Back at home, the country is now poised to make a local content push into other energy-related sectors. The Local Content in Building and Construction Industry Bill continues to be a work in progress and there are also specific plans for local content in lubricants and power, and the creation of sectoral committees to develop ideas for other areas of the Nigerian economy (including fabrication, finance, insurance, shipping and petroleum technology).
Despite these encouraging signs, the success of local content will depend on how it is enforced and the NCDMB faced some criticism about its response to certain disputes between foreign companies and indigenous contractors during the course of 2014. As Nigeria strengthens its efforts to boost the local economy and to ensure that value from a whole range of projects is captured in-country, indigenous companies will look to the NCDMB for support and action. If the NCDMB shows signs of stepping-up enforcement, 2015 will be a critical time for expatriate companies operating in the country. In view of the potentially fierce penalties for non-compliance, operators must continue to observe the requirements and international companies engaged in other sectors will now also need to stay tuned.

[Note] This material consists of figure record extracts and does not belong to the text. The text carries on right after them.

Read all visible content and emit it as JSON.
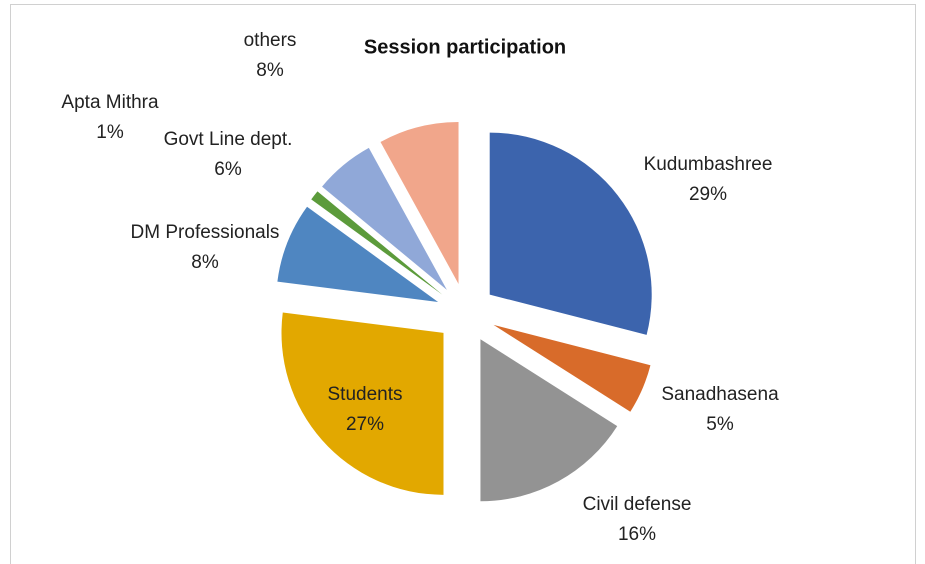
{
  "chart_data": {
    "type": "pie",
    "title": "Session participation",
    "categories": [
      "Kudumbashree",
      "Sanadhasena",
      "Civil defense",
      "Students",
      "DM Professionals",
      "Apta Mithra",
      "Govt Line dept.",
      "others"
    ],
    "values": [
      29,
      5,
      16,
      27,
      8,
      1,
      6,
      8
    ],
    "value_labels": [
      "29%",
      "5%",
      "16%",
      "27%",
      "8%",
      "1%",
      "6%",
      "8%"
    ],
    "colors": [
      "#3c64ad",
      "#d86b2a",
      "#939393",
      "#e2a800",
      "#4f86c1",
      "#5c9b3b",
      "#90a8d8",
      "#f1a68b"
    ]
  }
}
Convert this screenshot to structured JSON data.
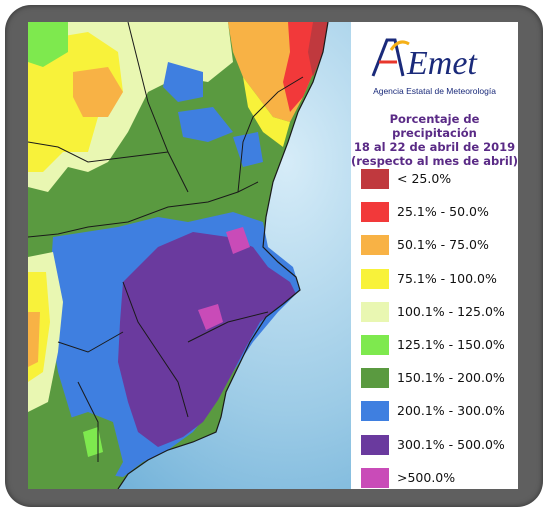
{
  "logo": {
    "brand": "AEmet",
    "subtitle": "Agencia Estatal de Meteorología"
  },
  "legend": {
    "title_line1": "Porcentaje de precipitación",
    "title_line2": "18 al 22 de abril de 2019",
    "title_line3": "(respecto al mes de abril)",
    "items": [
      {
        "label": "< 25.0%",
        "color": "#c0393e"
      },
      {
        "label": "25.1% - 50.0%",
        "color": "#f2393a"
      },
      {
        "label": "50.1% - 75.0%",
        "color": "#f8b245"
      },
      {
        "label": "75.1% - 100.0%",
        "color": "#f8f23a"
      },
      {
        "label": "100.1% - 125.0%",
        "color": "#e9f7b2"
      },
      {
        "label": "125.1% - 150.0%",
        "color": "#7ee94e"
      },
      {
        "label": "150.1% - 200.0%",
        "color": "#5a9a40"
      },
      {
        "label": "200.1% - 300.0%",
        "color": "#3f7fe0"
      },
      {
        "label": "300.1% - 500.0%",
        "color": "#6a3a9e"
      },
      {
        "label": ">500.0%",
        "color": "#c94bb8"
      }
    ]
  },
  "map": {
    "sea_color": "#8fc3e0"
  }
}
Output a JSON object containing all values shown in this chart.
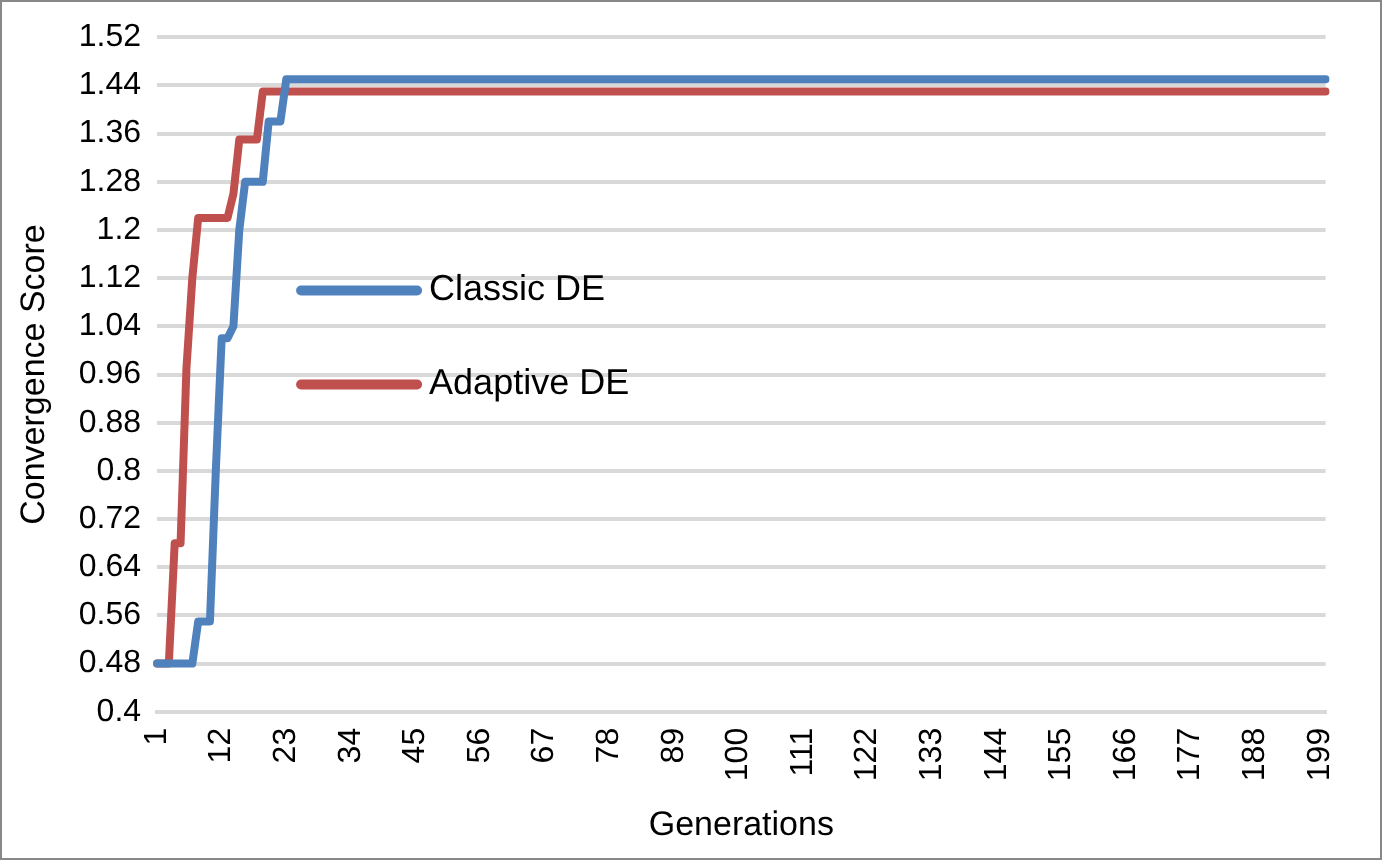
{
  "chart_data": {
    "type": "line",
    "xlabel": "Generations",
    "ylabel": "Convergence Score",
    "categories": [
      "1",
      null,
      null,
      null,
      null,
      null,
      null,
      null,
      null,
      null,
      null,
      "12",
      null,
      null,
      null,
      null,
      null,
      null,
      null,
      null,
      null,
      null,
      "23",
      null,
      null,
      null,
      null,
      null,
      null,
      null,
      null,
      null,
      null,
      "34",
      null,
      null,
      null,
      null,
      null,
      null,
      null,
      null,
      null,
      null,
      "45",
      null,
      null,
      null,
      null,
      null,
      null,
      null,
      null,
      null,
      null,
      "56",
      null,
      null,
      null,
      null,
      null,
      null,
      null,
      null,
      null,
      null,
      "67",
      null,
      null,
      null,
      null,
      null,
      null,
      null,
      null,
      null,
      null,
      "78",
      null,
      null,
      null,
      null,
      null,
      null,
      null,
      null,
      null,
      null,
      "89",
      null,
      null,
      null,
      null,
      null,
      null,
      null,
      null,
      null,
      null,
      "100",
      null,
      null,
      null,
      null,
      null,
      null,
      null,
      null,
      null,
      null,
      "111",
      null,
      null,
      null,
      null,
      null,
      null,
      null,
      null,
      null,
      null,
      "122",
      null,
      null,
      null,
      null,
      null,
      null,
      null,
      null,
      null,
      null,
      "133",
      null,
      null,
      null,
      null,
      null,
      null,
      null,
      null,
      null,
      null,
      "144",
      null,
      null,
      null,
      null,
      null,
      null,
      null,
      null,
      null,
      null,
      "155",
      null,
      null,
      null,
      null,
      null,
      null,
      null,
      null,
      null,
      null,
      "166",
      null,
      null,
      null,
      null,
      null,
      null,
      null,
      null,
      null,
      null,
      "177",
      null,
      null,
      null,
      null,
      null,
      null,
      null,
      null,
      null,
      null,
      "188",
      null,
      null,
      null,
      null,
      null,
      null,
      null,
      null,
      null,
      null,
      "199",
      null
    ],
    "series": [
      {
        "name": "Classic DE",
        "color": "#4f81bd",
        "values": [
          0.48,
          0.48,
          0.48,
          0.48,
          0.48,
          0.48,
          0.48,
          0.55,
          0.55,
          0.55,
          0.8,
          1.02,
          1.02,
          1.04,
          1.2,
          1.28,
          1.28,
          1.28,
          1.28,
          1.38,
          1.38,
          1.38,
          1.45,
          1.45,
          1.45,
          1.45,
          1.45,
          1.45,
          1.45,
          1.45,
          1.45,
          1.45,
          1.45,
          1.45,
          1.45,
          1.45,
          1.45,
          1.45,
          1.45,
          1.45,
          1.45,
          1.45,
          1.45,
          1.45,
          1.45,
          1.45,
          1.45,
          1.45,
          1.45,
          1.45,
          1.45,
          1.45,
          1.45,
          1.45,
          1.45,
          1.45,
          1.45,
          1.45,
          1.45,
          1.45,
          1.45,
          1.45,
          1.45,
          1.45,
          1.45,
          1.45,
          1.45,
          1.45,
          1.45,
          1.45,
          1.45,
          1.45,
          1.45,
          1.45,
          1.45,
          1.45,
          1.45,
          1.45,
          1.45,
          1.45,
          1.45,
          1.45,
          1.45,
          1.45,
          1.45,
          1.45,
          1.45,
          1.45,
          1.45,
          1.45,
          1.45,
          1.45,
          1.45,
          1.45,
          1.45,
          1.45,
          1.45,
          1.45,
          1.45,
          1.45,
          1.45,
          1.45,
          1.45,
          1.45,
          1.45,
          1.45,
          1.45,
          1.45,
          1.45,
          1.45,
          1.45,
          1.45,
          1.45,
          1.45,
          1.45,
          1.45,
          1.45,
          1.45,
          1.45,
          1.45,
          1.45,
          1.45,
          1.45,
          1.45,
          1.45,
          1.45,
          1.45,
          1.45,
          1.45,
          1.45,
          1.45,
          1.45,
          1.45,
          1.45,
          1.45,
          1.45,
          1.45,
          1.45,
          1.45,
          1.45,
          1.45,
          1.45,
          1.45,
          1.45,
          1.45,
          1.45,
          1.45,
          1.45,
          1.45,
          1.45,
          1.45,
          1.45,
          1.45,
          1.45,
          1.45,
          1.45,
          1.45,
          1.45,
          1.45,
          1.45,
          1.45,
          1.45,
          1.45,
          1.45,
          1.45,
          1.45,
          1.45,
          1.45,
          1.45,
          1.45,
          1.45,
          1.45,
          1.45,
          1.45,
          1.45,
          1.45,
          1.45,
          1.45,
          1.45,
          1.45,
          1.45,
          1.45,
          1.45,
          1.45,
          1.45,
          1.45,
          1.45,
          1.45,
          1.45,
          1.45,
          1.45,
          1.45,
          1.45,
          1.45,
          1.45,
          1.45,
          1.45,
          1.45,
          1.45,
          1.45
        ]
      },
      {
        "name": "Adaptive DE",
        "color": "#c0504d",
        "values": [
          0.48,
          0.48,
          0.48,
          0.68,
          0.68,
          0.97,
          1.12,
          1.22,
          1.22,
          1.22,
          1.22,
          1.22,
          1.22,
          1.26,
          1.35,
          1.35,
          1.35,
          1.35,
          1.43,
          1.43,
          1.43,
          1.43,
          1.43,
          1.43,
          1.43,
          1.43,
          1.43,
          1.43,
          1.43,
          1.43,
          1.43,
          1.43,
          1.43,
          1.43,
          1.43,
          1.43,
          1.43,
          1.43,
          1.43,
          1.43,
          1.43,
          1.43,
          1.43,
          1.43,
          1.43,
          1.43,
          1.43,
          1.43,
          1.43,
          1.43,
          1.43,
          1.43,
          1.43,
          1.43,
          1.43,
          1.43,
          1.43,
          1.43,
          1.43,
          1.43,
          1.43,
          1.43,
          1.43,
          1.43,
          1.43,
          1.43,
          1.43,
          1.43,
          1.43,
          1.43,
          1.43,
          1.43,
          1.43,
          1.43,
          1.43,
          1.43,
          1.43,
          1.43,
          1.43,
          1.43,
          1.43,
          1.43,
          1.43,
          1.43,
          1.43,
          1.43,
          1.43,
          1.43,
          1.43,
          1.43,
          1.43,
          1.43,
          1.43,
          1.43,
          1.43,
          1.43,
          1.43,
          1.43,
          1.43,
          1.43,
          1.43,
          1.43,
          1.43,
          1.43,
          1.43,
          1.43,
          1.43,
          1.43,
          1.43,
          1.43,
          1.43,
          1.43,
          1.43,
          1.43,
          1.43,
          1.43,
          1.43,
          1.43,
          1.43,
          1.43,
          1.43,
          1.43,
          1.43,
          1.43,
          1.43,
          1.43,
          1.43,
          1.43,
          1.43,
          1.43,
          1.43,
          1.43,
          1.43,
          1.43,
          1.43,
          1.43,
          1.43,
          1.43,
          1.43,
          1.43,
          1.43,
          1.43,
          1.43,
          1.43,
          1.43,
          1.43,
          1.43,
          1.43,
          1.43,
          1.43,
          1.43,
          1.43,
          1.43,
          1.43,
          1.43,
          1.43,
          1.43,
          1.43,
          1.43,
          1.43,
          1.43,
          1.43,
          1.43,
          1.43,
          1.43,
          1.43,
          1.43,
          1.43,
          1.43,
          1.43,
          1.43,
          1.43,
          1.43,
          1.43,
          1.43,
          1.43,
          1.43,
          1.43,
          1.43,
          1.43,
          1.43,
          1.43,
          1.43,
          1.43,
          1.43,
          1.43,
          1.43,
          1.43,
          1.43,
          1.43,
          1.43,
          1.43,
          1.43,
          1.43,
          1.43,
          1.43,
          1.43,
          1.43,
          1.43,
          1.43
        ]
      }
    ],
    "ylim": [
      0.4,
      1.52
    ],
    "yticks": [
      0.4,
      0.48,
      0.56,
      0.64,
      0.72,
      0.8,
      0.88,
      0.96,
      1.04,
      1.12,
      1.2,
      1.28,
      1.36,
      1.44,
      1.52
    ],
    "grid": "y",
    "legend": "left",
    "marker": "none",
    "line_style": "solid"
  }
}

As well as implementing local content requirements relating to ownership and participation, Nigeria appears increasingly committed to securing the financial future of local industry through the Nigerian Content Development Fund (“NCDF”), established by the Local Content Act to assist Nigerian companies operating in the oil and gas industry with finance and liquidity issues. In 2014, the NCDMB issued an overview of the operating model for the NCDF. Broadly, the NCDF comprises 1% of the value of every contract awarded in relation to any “project, operation, activity or transaction in the upstream sector”. As such, the system works as a withholding to be made by the awarder of the contract and subsequently remitted to custodian banks for the programme. The funds in the NCDF are used for guaranteeing lending to Nigerian service companies and for infrastructure and training investment led by the NCDMB, and reportedly reached $350m at the turn of the year, with projected growth to $700 million over the next 5 years. Although there have been concerns voiced that funds were unavailable or inaccessible, it appears that the NCDF is now being put to use, with the NCDMB having recently announced up to $100 million of funding for planned oil and gas parks. The planned parks will, themselves, aim to advance local content even further through promotion of local component manufacturing. As well as infrastructure development, other envisaged “commercial interventions” for the NCDF include the use of accumulated funds for project finance, asset acquisition finance and as security for under-financed indigenous companies. And whilst the NCDF is not anticipated to work as a “handout” system, it certainly has the potential to be effective in removing common commercial barriers that smaller indigenous players might otherwise face in competing for contracts.
Alongside local content and the NCDF, the Nigerian Sovereign Wealth Fund (established in 2011 to manage funds in excess of budgeted revenues for hydrocarbons) shows further desire to ensure that Nigeria’s dominant resource brings tangible benefits to the country. The split focus of the Sovereign Wealth Fund on the “stabilisation fund”, the “future generations fund” and the “Nigeria infrastructure fund” should help to address multiple issues. To aid sustainability, the promotion of investment schemes to support indigenous equipment manufacturers and companies engaged in research and development should, in turn, feed through into the service sector and, by association, back into the upstream sector. Thus, the holistic approach to local content shows how the benefits can come full circle and potentially provide benefits across multiple sectors, and across the value chain in each of them.
Capitalising on considerable momentum, the Government has, in early 2015, reaffirmed its commitment to grow local content in a variety of sectors across the economy and has indicated that it will maintain requirements notwithstanding the recent fall in oil prices. Nigeria is certainly demonstrating a multi-pronged and steadfast approach to local content both now and for the future. Indeed, if President Jonathan’s desire for the funds to represent “a new era of financial responsibility” is realised then, whether oil prices stay low or rebound, there should be commercial assistance for indigenous companies and financial benefits for the people of Nigeria for years to come.